Где-то глубоко у него в груди зашевелилась боль, ему хотелось крикнуть, что это неправда. Нэш боялся, что слова вырвутся сами собой, если только он откроет рот. Он медленно повернул голову и посмотрел ей в глаза. И понял, как это просто — вызвать в ней ненависть к себе. До ужаса просто. До боли.
— Я этого не говорил, ты сама сказала.
Она отшатнулась.
Чувствуя себя распятым, Нэш смотрел на нее. После долгого молчания он наконец сумел заговорить. Слава богу, голос звучал вполне нормально. Немного хрипло, но она не заметит ничего необычного. Не настолько хорошо она его знает.
— Пари было многоступенчатое, — начал объяснять Нэш, поворачивая нож в ране.
Неизвестно только, кому при этом стало больнее.
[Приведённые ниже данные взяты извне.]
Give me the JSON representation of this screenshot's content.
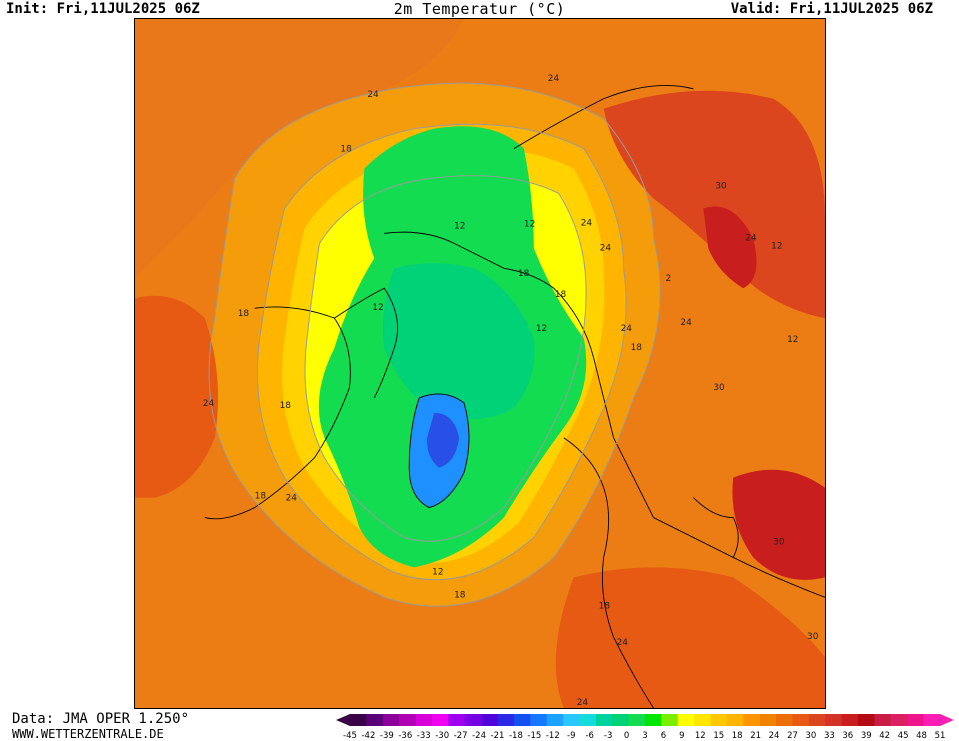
{
  "header": {
    "init": "Init: Fri,11JUL2025 06Z",
    "title": "2m Temperatur (°C)",
    "valid": "Valid: Fri,11JUL2025 06Z"
  },
  "footer": {
    "source": "Data: JMA OPER 1.250°",
    "site": "WWW.WETTERZENTRALE.DE"
  },
  "map": {
    "contour_labels": [
      {
        "text": "24"
      },
      {
        "text": "24"
      },
      {
        "text": "18"
      },
      {
        "text": "24"
      },
      {
        "text": "24"
      },
      {
        "text": "30"
      },
      {
        "text": "24"
      },
      {
        "text": "12"
      },
      {
        "text": "12"
      },
      {
        "text": "12"
      },
      {
        "text": "18"
      },
      {
        "text": "18"
      },
      {
        "text": "18"
      },
      {
        "text": "12"
      },
      {
        "text": "24"
      },
      {
        "text": "24"
      },
      {
        "text": "18"
      },
      {
        "text": "24"
      },
      {
        "text": "18"
      },
      {
        "text": "12"
      },
      {
        "text": "18"
      },
      {
        "text": "12"
      },
      {
        "text": "18"
      },
      {
        "text": "18"
      },
      {
        "text": "30"
      },
      {
        "text": "30"
      },
      {
        "text": "24"
      },
      {
        "text": "30"
      },
      {
        "text": "2"
      },
      {
        "text": "24"
      },
      {
        "text": "12"
      },
      {
        "text": "24"
      }
    ]
  },
  "legend": {
    "colors": [
      "#3a0046",
      "#5a0078",
      "#8a0098",
      "#b000b4",
      "#d800d8",
      "#f000f0",
      "#a000f0",
      "#7800e6",
      "#5000dc",
      "#2828e6",
      "#1450f0",
      "#1478ff",
      "#1ea0ff",
      "#28c8ff",
      "#14dcdc",
      "#00d2a0",
      "#00d278",
      "#14dc50",
      "#00e600",
      "#78f000",
      "#ffff00",
      "#ffe600",
      "#ffc800",
      "#ffb400",
      "#ff9600",
      "#f08200",
      "#eb6e0a",
      "#e65a14",
      "#dc461e",
      "#d23228",
      "#c81e1e",
      "#b40a14",
      "#c81e46",
      "#dc1e64",
      "#f0148c",
      "#ff1eb4"
    ],
    "ticks": [
      "-45",
      "-42",
      "-39",
      "-36",
      "-33",
      "-30",
      "-27",
      "-24",
      "-21",
      "-18",
      "-15",
      "-12",
      "-9",
      "-6",
      "-3",
      "0",
      "3",
      "6",
      "9",
      "12",
      "15",
      "18",
      "21",
      "24",
      "27",
      "30",
      "33",
      "36",
      "39",
      "42",
      "45",
      "48",
      "51"
    ]
  }
}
Сара судорожно сглотнула и обвела языком пересохшие губы.
— Многоступенчатое?
Ей будет легче уйти, если она возненавидит его. Ей будет легче вернуться к человеку, которого она любит.
— Все зависело от секса.
Она все еще вглядывалась в него, не понимая, о чем он говорит.
— От секса?
Этого разговора они избегали весь день. О том, как она поначалу боялась его. О том, как в конце концов начала ему доверять. О том, как она ответила на его пыл. О том, как им было хорошо. Чертовски хорошо.
— Ну да, бывают разные виды секса. У нас был традиционный секс. — Сердце его стучало с перебоями. — Обычное туда-сюда, преснятина, скука… — Сердце замерло и снова забилось после томительной паузы… — Потом… потом был оральный секс. — Стучит, стучит, стучит… — Но бывает еще оральный с участием обоих партнеров. До этой стадии мы не добрались.
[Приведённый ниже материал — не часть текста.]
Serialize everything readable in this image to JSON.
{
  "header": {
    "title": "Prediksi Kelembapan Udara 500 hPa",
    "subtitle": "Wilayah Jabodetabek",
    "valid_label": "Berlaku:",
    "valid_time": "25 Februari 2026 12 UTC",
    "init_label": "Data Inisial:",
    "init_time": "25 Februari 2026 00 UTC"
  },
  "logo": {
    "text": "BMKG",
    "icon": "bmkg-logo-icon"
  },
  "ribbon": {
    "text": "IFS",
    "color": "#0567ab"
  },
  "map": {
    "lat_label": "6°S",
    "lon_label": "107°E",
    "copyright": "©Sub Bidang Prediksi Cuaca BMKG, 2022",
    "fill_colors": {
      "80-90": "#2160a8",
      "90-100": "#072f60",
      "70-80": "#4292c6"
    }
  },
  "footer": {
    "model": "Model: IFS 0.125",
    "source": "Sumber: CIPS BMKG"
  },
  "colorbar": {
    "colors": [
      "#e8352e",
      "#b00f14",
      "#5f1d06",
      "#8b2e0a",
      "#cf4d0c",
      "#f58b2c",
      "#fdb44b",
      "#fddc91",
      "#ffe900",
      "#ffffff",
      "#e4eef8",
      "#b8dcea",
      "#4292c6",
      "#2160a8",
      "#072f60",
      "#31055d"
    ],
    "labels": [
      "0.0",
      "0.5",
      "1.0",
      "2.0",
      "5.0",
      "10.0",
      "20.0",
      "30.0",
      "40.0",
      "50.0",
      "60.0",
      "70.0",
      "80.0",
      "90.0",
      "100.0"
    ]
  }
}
Что-то мелькнуло в глубине ее темно-серых глаз под густыми черными ресницами, и у него мелькнула мысль о камешке, брошенном в воду, от которого по поверхности расходятся круги.
— Деньги… — проговорила Сара холодно и безучастно, словно примиряясь с неизбежным.
Вот это подкосило его больше всего: она не слишком удивилась. Она как будто ждала этого. Она как будто не ждала от него ничего другого.
— Значит, ты ничем не лучше любой проститутки, которая делает это за деньги, — добавила Сара.
Нэш помолчал, не сразу найдясь с ответом. Он готов был включиться в игру, но какая-то часть его сознания упорно сопротивлялась этому.
— Да, пожалуй, так оно и есть.
Как завороженный, он в ужасе следил за ее лицом. В нем не осталось ни кровинки.
“Ну вот, — подумал Нэш, — ты получила, что хотела, ты свободна”. Но он не чувствовал удовлетворения, только боль.
У нее вырвалось сдавленное рыдание, она слепо нащупала ручку двери, открыла ее, выпрыгнула из машины и побежала вверх по улице к своему дому.
Нэш заставил себя дышать ровно и медленно. На поверхность надо выплывать постепенно. Надо привыкнуть к обстановке.
Наконец он включил скорость и развернулся посреди пустынной улицы так резко, что завизжали шины.